PRESIDENT'S PERSPECTIVE

Influencing the Lives of Others

By Michael J. Graham, S.J.

 

This issue of Xavier magazine features a think piece on influential teachers, and, true to its intent, it got me to thinking. As a young boy, I know I flirted with a number of different career paths and possibilities. I discovered the surface of the moon through the lens of a telescope I received for Christmas one year and wanted to be an astronomer. I killed time in elementary school by staring out the window and drawing imaginative reinterpretations of houses across the street and wanted to be an architect. I discovered Ancient Egypt and dinosaur bones through books and wanted to be an archeologist.

By the time I was 9 or 10 years old, I knew that I wanted to be a teacher. I don’t know where or why or how it happened. I just knew I wanted to be one. What I wanted to teach changed from year to year, depending upon who my favorite teacher was. I had a great math teacher in eighth grade, and so in the eighth grade I wanted to be a math teacher. The next year, it was science. But then, as a high school junior, I met a social studies teacher named Jack Pilling (still a good friend), and over the next two years, it was social studies. I went on to college intending to be a social studies teacher like Jack Pilling. In college, I was influenced by a social psychology teacher, reset my sights for graduate school, and went to graduate school intending to become a social psychology professor like my college advisor.

But the search was not yet done, and while in graduate school, and through friends in the American Studies Program at the University of Michigan, I came under the spell of professor John O. King, whose passion for his students was exceeded only by his passion for American intellectual history. Or maybe it was the other way around. I remember John trembling with excitement at the front of a classroom, weaving ideas in the air with his hands, his cadence rising and falling like that of a seasoned preacher. I never use the word “terribly” as an adverb—as in terribly exciting, terribly interesting, terribly influential—but that I hear his voice in my own. He shredded our papers mercilessly. “At last!” he once wrote in large red letters in the margin of a paper, long about page 16 or so, “A thesis!” I still wince at the thought. But out of class, John brought all his prodigious energy to bear on us. He tapped me enough off the course I was on to get me onto the course that has led me to where I am today. He listened to me intently as I thought out loud in his office about whether or not I should become a Jesuit. One day, as we were talking about scheduling my preliminary exams for the Ph.D., he said something like, “Well, Mike, I think you should strike while the iron is hot and enter the Jesuits this year. Let’s just get prelims out of the way so you can.” And I did.

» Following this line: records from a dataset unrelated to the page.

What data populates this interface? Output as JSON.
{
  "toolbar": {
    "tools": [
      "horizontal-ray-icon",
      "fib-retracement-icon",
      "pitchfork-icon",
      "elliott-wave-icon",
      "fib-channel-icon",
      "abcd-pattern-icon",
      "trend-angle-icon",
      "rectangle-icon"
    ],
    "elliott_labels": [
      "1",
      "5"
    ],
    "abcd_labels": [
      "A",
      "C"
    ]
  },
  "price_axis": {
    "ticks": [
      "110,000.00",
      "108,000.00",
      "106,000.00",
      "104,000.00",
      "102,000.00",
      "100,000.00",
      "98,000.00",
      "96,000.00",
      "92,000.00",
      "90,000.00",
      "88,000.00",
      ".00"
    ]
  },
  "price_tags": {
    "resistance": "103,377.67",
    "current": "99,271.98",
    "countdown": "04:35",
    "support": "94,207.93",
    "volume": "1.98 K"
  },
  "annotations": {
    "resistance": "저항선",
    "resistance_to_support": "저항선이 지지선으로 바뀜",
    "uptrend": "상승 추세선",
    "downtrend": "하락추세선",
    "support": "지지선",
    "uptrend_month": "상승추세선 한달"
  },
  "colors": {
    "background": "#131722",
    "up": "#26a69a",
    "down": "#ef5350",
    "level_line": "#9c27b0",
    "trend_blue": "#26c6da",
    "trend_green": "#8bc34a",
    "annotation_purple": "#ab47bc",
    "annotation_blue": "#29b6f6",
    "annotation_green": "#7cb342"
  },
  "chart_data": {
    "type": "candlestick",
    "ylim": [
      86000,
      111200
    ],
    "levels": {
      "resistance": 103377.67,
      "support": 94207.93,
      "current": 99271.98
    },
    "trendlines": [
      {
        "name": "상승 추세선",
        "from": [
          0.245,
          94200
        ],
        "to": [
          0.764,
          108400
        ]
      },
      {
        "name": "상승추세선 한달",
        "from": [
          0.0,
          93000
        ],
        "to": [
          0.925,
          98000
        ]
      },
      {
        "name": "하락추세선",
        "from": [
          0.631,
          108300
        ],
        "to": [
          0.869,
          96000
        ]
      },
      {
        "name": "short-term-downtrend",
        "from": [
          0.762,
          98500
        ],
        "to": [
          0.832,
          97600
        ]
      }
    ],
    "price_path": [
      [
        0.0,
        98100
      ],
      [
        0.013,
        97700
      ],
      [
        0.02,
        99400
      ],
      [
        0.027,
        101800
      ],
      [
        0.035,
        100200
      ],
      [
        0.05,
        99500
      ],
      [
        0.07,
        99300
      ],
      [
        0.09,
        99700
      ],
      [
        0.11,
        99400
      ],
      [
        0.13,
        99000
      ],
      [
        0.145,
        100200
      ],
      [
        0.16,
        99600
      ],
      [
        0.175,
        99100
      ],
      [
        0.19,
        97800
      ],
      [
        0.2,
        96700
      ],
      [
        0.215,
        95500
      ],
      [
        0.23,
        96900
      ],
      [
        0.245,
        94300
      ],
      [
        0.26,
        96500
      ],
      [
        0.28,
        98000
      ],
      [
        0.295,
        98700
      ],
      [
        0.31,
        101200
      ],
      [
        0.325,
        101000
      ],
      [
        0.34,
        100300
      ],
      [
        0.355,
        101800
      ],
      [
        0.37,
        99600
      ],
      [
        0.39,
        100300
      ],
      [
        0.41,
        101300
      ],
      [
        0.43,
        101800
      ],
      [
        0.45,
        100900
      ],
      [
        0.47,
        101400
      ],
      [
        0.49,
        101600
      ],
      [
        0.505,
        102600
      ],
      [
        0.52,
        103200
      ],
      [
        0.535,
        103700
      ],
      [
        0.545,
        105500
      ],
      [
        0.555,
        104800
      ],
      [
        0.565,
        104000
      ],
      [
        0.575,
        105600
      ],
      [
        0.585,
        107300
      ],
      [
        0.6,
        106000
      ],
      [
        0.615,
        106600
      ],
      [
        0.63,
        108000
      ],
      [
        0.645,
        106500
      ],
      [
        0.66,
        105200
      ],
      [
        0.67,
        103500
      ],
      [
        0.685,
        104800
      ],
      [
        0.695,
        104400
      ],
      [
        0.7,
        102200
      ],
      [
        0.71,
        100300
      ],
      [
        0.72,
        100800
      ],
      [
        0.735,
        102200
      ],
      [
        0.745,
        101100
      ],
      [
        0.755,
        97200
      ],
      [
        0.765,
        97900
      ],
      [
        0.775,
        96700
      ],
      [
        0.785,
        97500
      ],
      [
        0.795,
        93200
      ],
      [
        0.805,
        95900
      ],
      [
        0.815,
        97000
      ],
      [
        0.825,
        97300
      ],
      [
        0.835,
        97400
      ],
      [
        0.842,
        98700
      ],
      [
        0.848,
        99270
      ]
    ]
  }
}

The teachers who have touched my life are important reminders of a larger truth: A powerful providence is at work behind the scenes in our lives. We can regard the people with whom our lives intersect as there by simple chance. Or we might view them instead as gifts to us from whom we have something good to learn.

To look at life in this way—not as one thing after another after another, but as the steady unfolding of something profound and mysterious and good—means that we can see ourselves as sent into the lives of others as well, and sent for purposes not of our making. It invites us always to open our lives to the possibility that what we say and what we do might just make a difference, and perhaps a crucial difference, in someone else’s life. And that is a terribly important truth, and a terribly good one for you and me to try to live up to.